Toshiharu Omuka x Andrew Maerkle

National / International / Transnational: Art and Social Engagement in Interwar Japan

The 1920s and ’30s were a time of great political, social, and cultural foment in Japan. Emboldened by its seat at the victors’ table after World War I, Japan sought to expand its influence in the Asia Pacific even as anti-imperialist workers’ movements spread across the country, sporadic outbursts of political violence destabilized government, and events ranging from the Great Kanto earthquake of 1923 to the Wall Street Crash of 1929 affected broad aspects of life at home. Japanese artists responded to these conditions in diverse ways. Plugged into nascent international networks, the avant-garde artists of the 1920s experimented with Futurism, Dadaism, and Constructivism before gravitating to the activism of the Proletarian art movement. Amid increasing authoritarianism in the 1930s, emerging artists turned to Surrealism and abstraction, among other styles, while the state invested in a soft power visual branding campaign at home and abroad that often combined cutting-edge graphic techniques, such as photomontage, with imagery evoking a timeless Japanese essence. Although the art of this period is not as widely appreciated as that of the postwar avant-garde, it offers fascinating insight into how new art forms play out across national, international, and transnational contexts. In this Japanese-language conversation, Toshiharu Omuka, one of the foremost scholars in the field, speaks with Art Week Tokyo’s Andrew Maerkle about the art movements of Japan’s interwar period and what they can teach us about the possibilities for and pitfalls of socially engaged art in today’s postpandemic world.
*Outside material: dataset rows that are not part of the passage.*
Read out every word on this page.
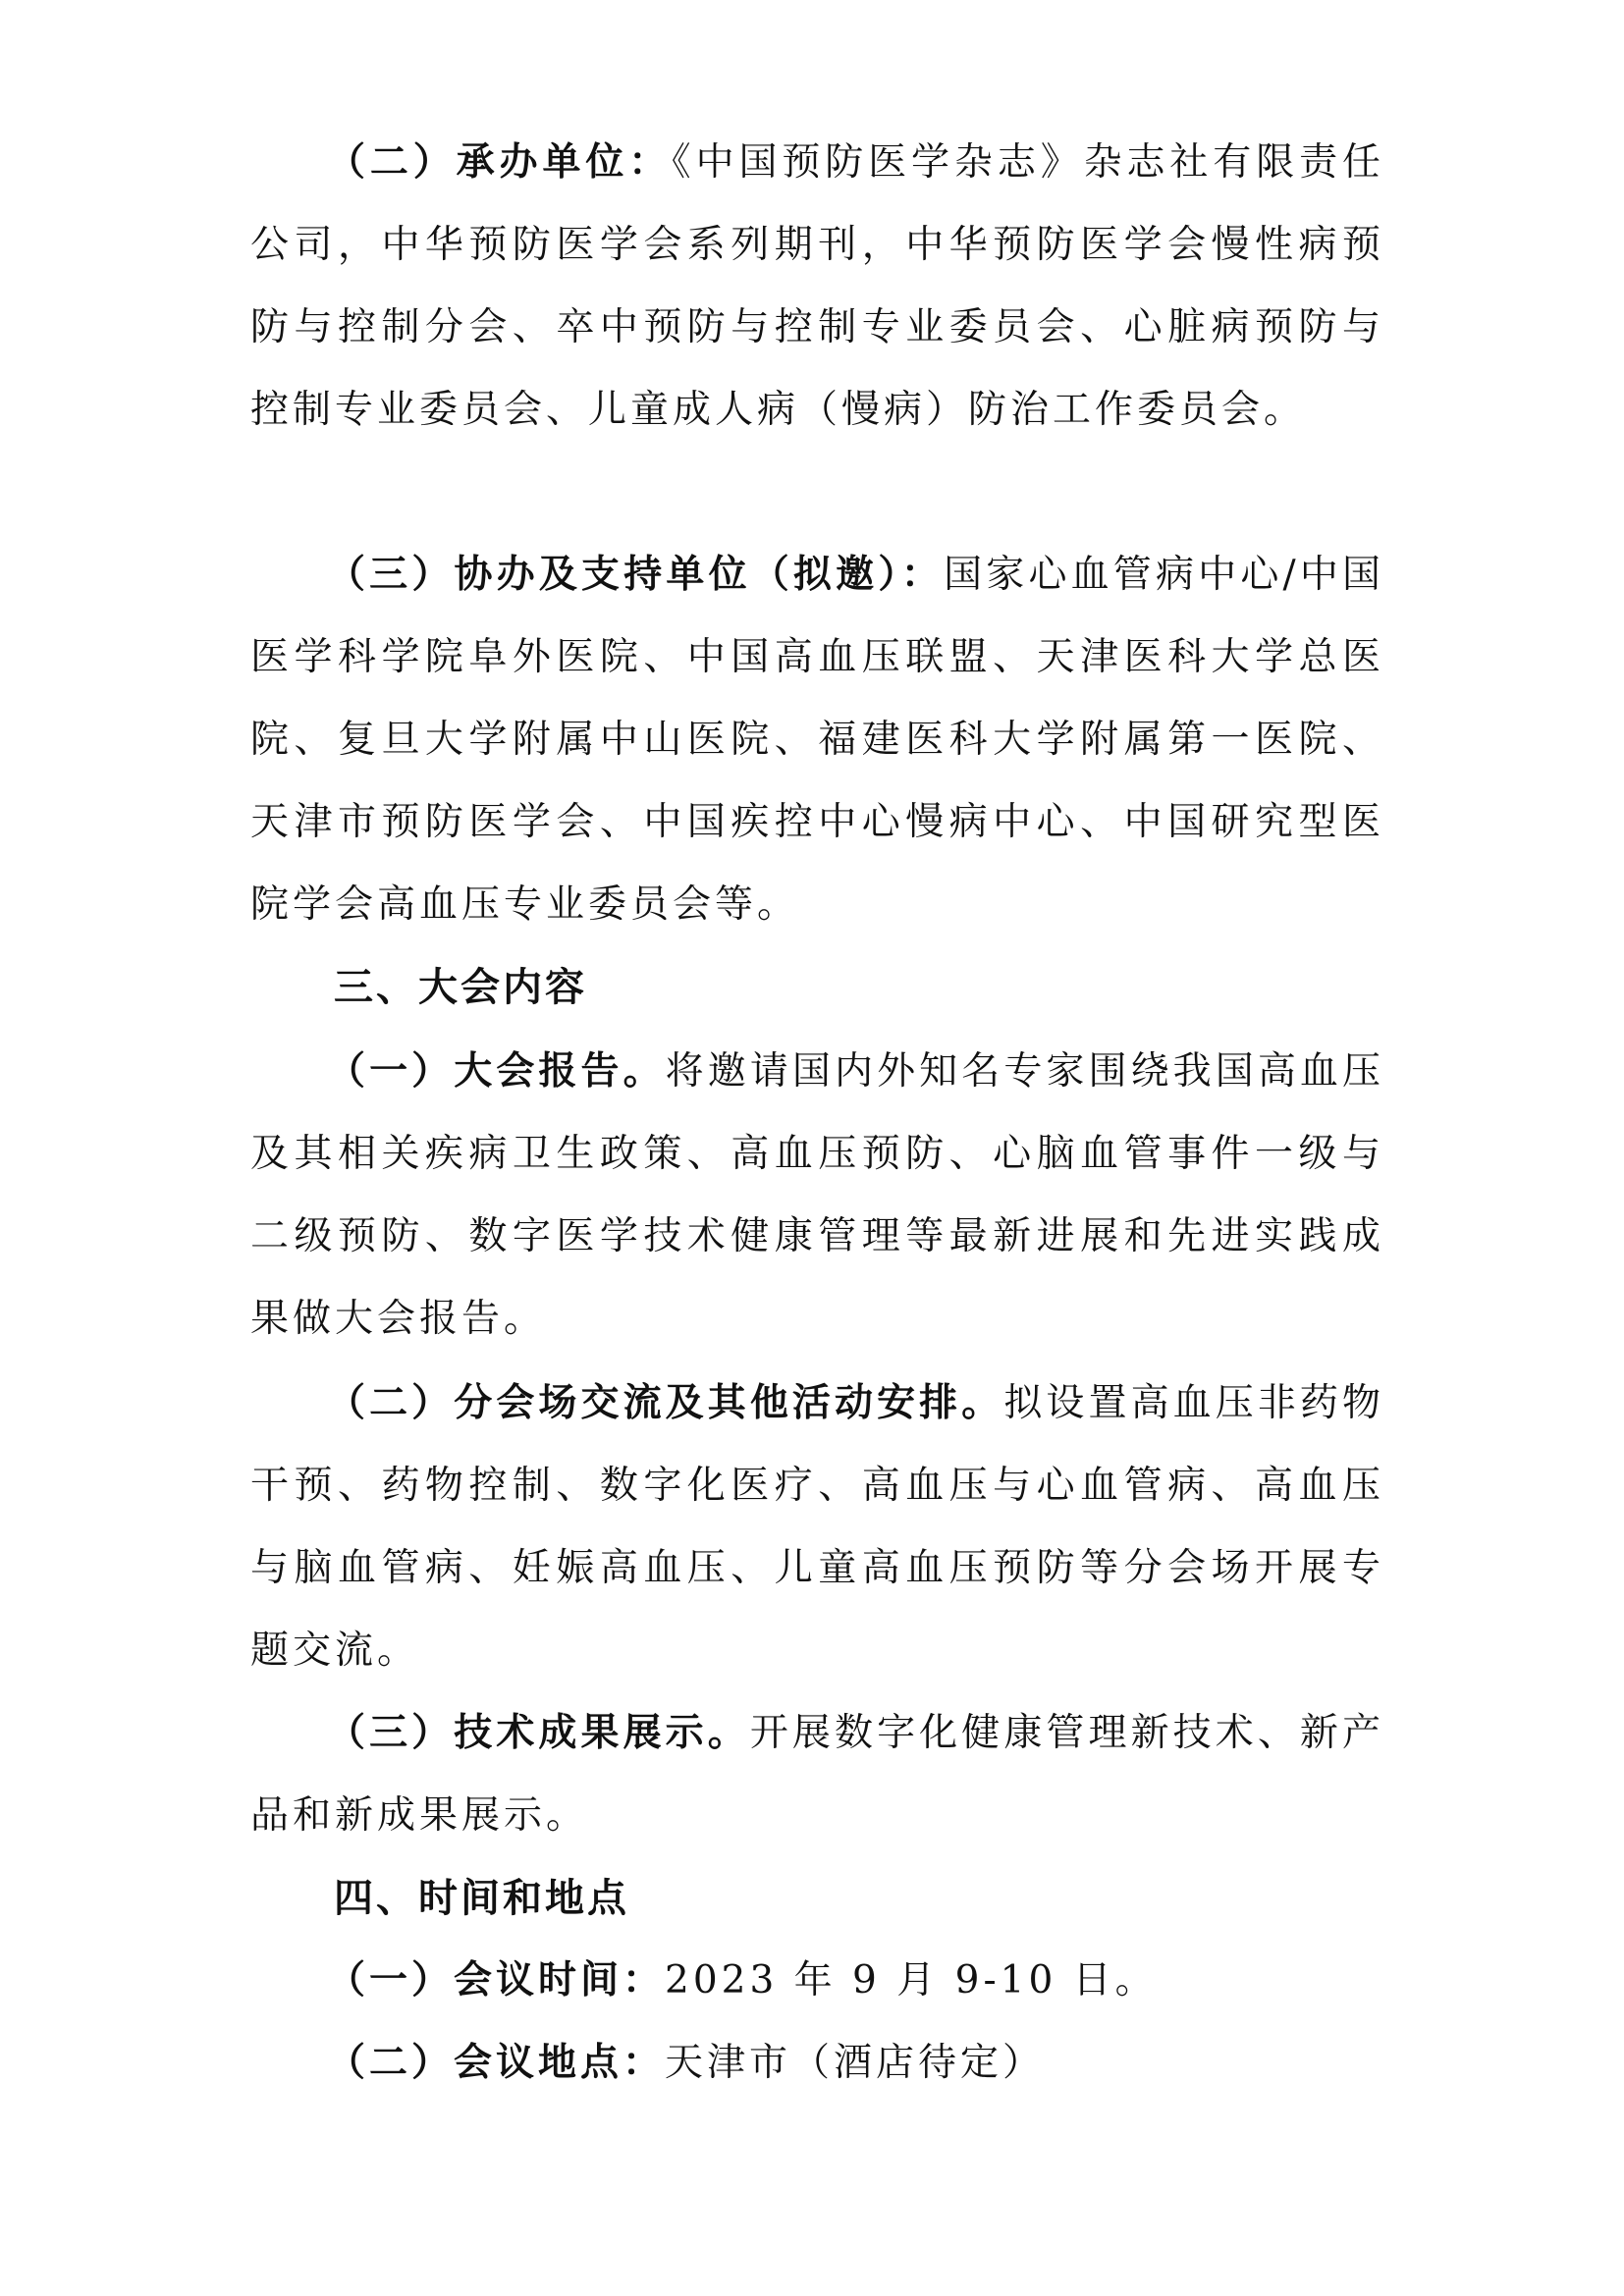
（二）承办单位：《中国预防医学杂志》杂志社有限责任公司，中华预防医学会系列期刊，中华预防医学会慢性病预防与控制分会、卒中预防与控制专业委员会、心脏病预防与控制专业委员会、儿童成人病（慢病）防治工作委员会。

（三）协办及支持单位（拟邀）：国家心血管病中心/中国医学科学院阜外医院、中国高血压联盟、天津医科大学总医院、复旦大学附属中山医院、福建医科大学附属第一医院、天津市预防医学会、中国疾控中心慢病中心、中国研究型医院学会高血压专业委员会等。

三、大会内容

（一）大会报告。将邀请国内外知名专家围绕我国高血压及其相关疾病卫生政策、高血压预防、心脑血管事件一级与二级预防、数字医学技术健康管理等最新进展和先进实践成果做大会报告。

（二）分会场交流及其他活动安排。拟设置高血压非药物干预、药物控制、数字化医疗、高血压与心血管病、高血压与脑血管病、妊娠高血压、儿童高血压预防等分会场开展专题交流。

（三）技术成果展示。开展数字化健康管理新技术、新产品和新成果展示。

四、时间和地点

（一）会议时间：2023 年 9 月 9-10 日。

（二）会议地点：天津市（酒店待定）
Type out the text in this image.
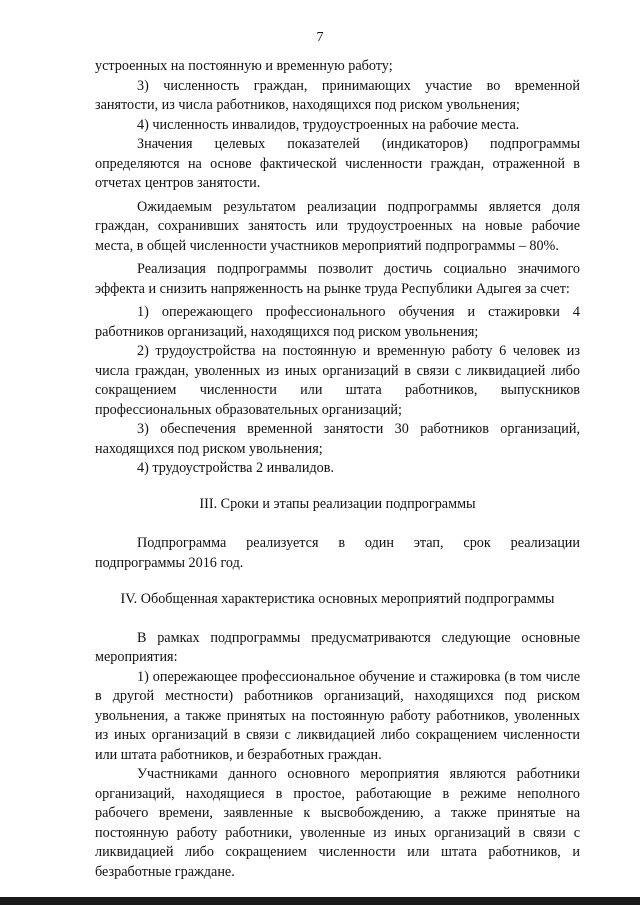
7

устроенных на постоянную и временную работу;

3) численность граждан, принимающих участие во временной занятости, из числа работников, находящихся под риском увольнения;

4) численность инвалидов, трудоустроенных на рабочие места.

Значения целевых показателей (индикаторов) подпрограммы определяются на основе фактической численности граждан, отраженной в отчетах центров занятости.

Ожидаемым результатом реализации подпрограммы является доля граждан, сохранивших занятость или трудоустроенных на новые рабочие места, в общей численности участников мероприятий подпрограммы – 80%.

Реализация подпрограммы позволит достичь социально значимого эффекта и снизить напряженность на рынке труда Республики Адыгея за счет:

1) опережающего профессионального обучения и стажировки 4 работников организаций, находящихся под риском увольнения;

2) трудоустройства на постоянную и временную работу 6 человек из числа граждан, уволенных из иных организаций в связи с ликвидацией либо сокращением численности или штата работников, выпускников профессиональных образовательных организаций;

3) обеспечения временной занятости 30 работников организаций, находящихся под риском увольнения;

4) трудоустройства 2 инвалидов.

III. Сроки и этапы реализации подпрограммы

Подпрограмма реализуется в один этап, срок реализации

подпрограммы 2016 год.

IV. Обобщенная характеристика основных мероприятий подпрограммы

В рамках подпрограммы предусматриваются следующие основные мероприятия:

1) опережающее профессиональное обучение и стажировка (в том числе в другой местности) работников организаций, находящихся под риском увольнения, а также принятых на постоянную работу работников, уволенных из иных организаций в связи с ликвидацией либо сокращением численности или штата работников, и безработных граждан.

Участниками данного основного мероприятия являются работники организаций, находящиеся в простое, работающие в режиме неполного рабочего времени, заявленные к высвобождению, а также принятые на постоянную работу работники, уволенные из иных организаций в связи с ликвидацией либо сокращением численности или штата работников, и безработные граждане.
Subtitle translation: Daisuke Sato
Video Production: Ney-Anton G.K.

TOSHIHARU OMUKA

Toshiharu Omuka is an art historian and Professor Emeritus at the University of Tsukuba. Born in Tokyo in 1951, he obtained his MA from Waseda University in 1978 before working as an assistant curator at the Hokkaido Museum of Modern Art, Sapporo. In 1985 he was appointed Assistant Professor at the University of Tsukuba, where he pursued extensive research on the Japanese and international art of the 1920s and ’30s. In 1995 he was awarded the Mainichi Publishing Culture Award for his book Taishoki shinko bijutsu undo no kenkyu (The Japanese modern art movement and the avant-garde, 1920–27). In 2002 he was appointed Professor at the University of Tsukuba and then, in 2009, he was made Provost of the Graduate School of Comprehensive Human Sciences. Upon retiring from the university in 2017, he was named Professor Emeritus. In 2018 he received the Art Encouragement Prize of the Ministry of Education, Culture, Sports, Science and Technology for his book Hijoji no modanizumu: 1930 nendai teikoku Nihon no bijutsu (Modernism in a time of crisis: Art in 1930s imperial Japan). That same year he was appointed fixed-term Executive Director of the Independent Administrative Institution National Art Museum.

ANDREW MAERKLE

Andrew Maerkle is a writer, editor, and translator based in Tokyo. He is Editorial Director of Art Week Tokyo and, since 2010, Deputy Editor of the bilingual online platform ART iT | International Edition. From 2020 to 2021 he was Editorial Director of the Bunka-cho Art Platform Japan translation project. From 2006 to 2008 he was Deputy Editor of ArtAsiaPacific in New York, and one of the creators of the magazine’s annual Almanac edition. His book of translations Kishio Suga: Writings, vol. 1, 1969–1979, was published by Skira in 2021. Maerkle contributes to international publications including Aperture, Art & Australia, Artforum, and frieze. He is also active as an educator. From 2018 to 2023 he taught in the Graduate School of Global Arts at Tokyo University of the Arts, and from 2015 to 2018 he led the seminar and publishing project Discourse Lab for the alternative education program MAD (Making Art Different), run by Arts Initiative Tokyo.